Evan Nabavian enjoys a good Israeli salad every now and again.
Social distancing is anathema to being Persian. A gathering of 75 people isn’t a wedding, it’s a thursday. We roll thirty deep to buy karafs for our khoresh. Corona season robs the Persian community of an essential part of its character, unless we flout regulation and tell our governors and their occupancy limits to go choke on some bademjan. Staying home leaves only a few Persian cultural activities on the docket: 1) you can cough up for Apple TV+ and stream Tehran with its ersatz version of the city and its turgid spy drama, 2) you can reverse engineer the tahdig burger 3) you can play virtual takhte nard, or 4) you can explore the newest mix by Omid Walizadeh.
Omid is a producer from LA who lovingly remixes Iranian pop music when he isn’t lacing underground scions like Freestyle Fellowship and Busdriver. He started in 2013 with Modern Persian Speech Sounds for the short-lived B|ta’arof Magazine. The revelation in Omid’s mix was that he put his formidable talents as a producer and a DJ to the task of honoring the music of his parents’ generation. The idea had legs.
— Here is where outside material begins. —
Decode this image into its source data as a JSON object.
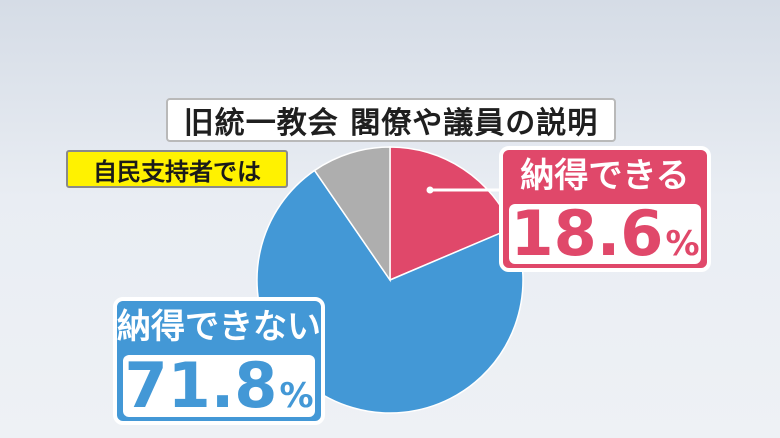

He came back with a mix for KCRW in 2015, then a Dublab mix in 2017 which I covered for this site, then a demitasse of Radio Omid in 2018, and now a new 30 minute mix dubbed Sedah for The House List podcast.
Unlike an Alchemist or a Madlib who might reach for Bollywood soundtracks or Turkish psych, Omid knows the language and context of his source material firsthand. Omid is less likely to cut or distort vocals and melodies beyond recognition; instead he plays with time signatures and drums to make the music his own — progressive, striking, surreal — while still letting you hear and feel the original. On Sedah, Omid takes care to linger on a particularly garish keyboard solo or an oddly poignant turn of phrase, like a loop of a woman saying kamelan avaz shod — “it’s totally changed.” The records in his crates aren’t just exotic sounds that will challenge western audiences; they’re personal heirlooms from a culture beaten into exile by a bloodthirsty regime. He celebrates the music he’s manipulating. He imports yesteryear Iranian pop in all its florid manifestations and he twists it into a propulsive beat scene DJ set.
Listen to Kanye and Mike Dean sample “Gole Yakh” by Iranian psych rocker Kourosh Yaghmaei on that abortive Nas album from 2018. Their drums fight against Kourosh’s guitar melody and they smother the song’s soul. Listen to Omid flip the same song at 4:50 in the KCRW mix. A breakbeat makes it something new, inducing you to nod your head, but Omid keeps Kourosh’s melancholy intact. Then listen to Kanye sample Googoosh on “Feedback” from The Life of Pablo. More competent, but the sample is just an accent; it’s a reversed guitar riff and there’s nothing distinguishably Persian about it. By contrast, Omid does not dare to interrupt an arduous refrain from OG singer Hayedeh lest he draw the ire of mom and dad.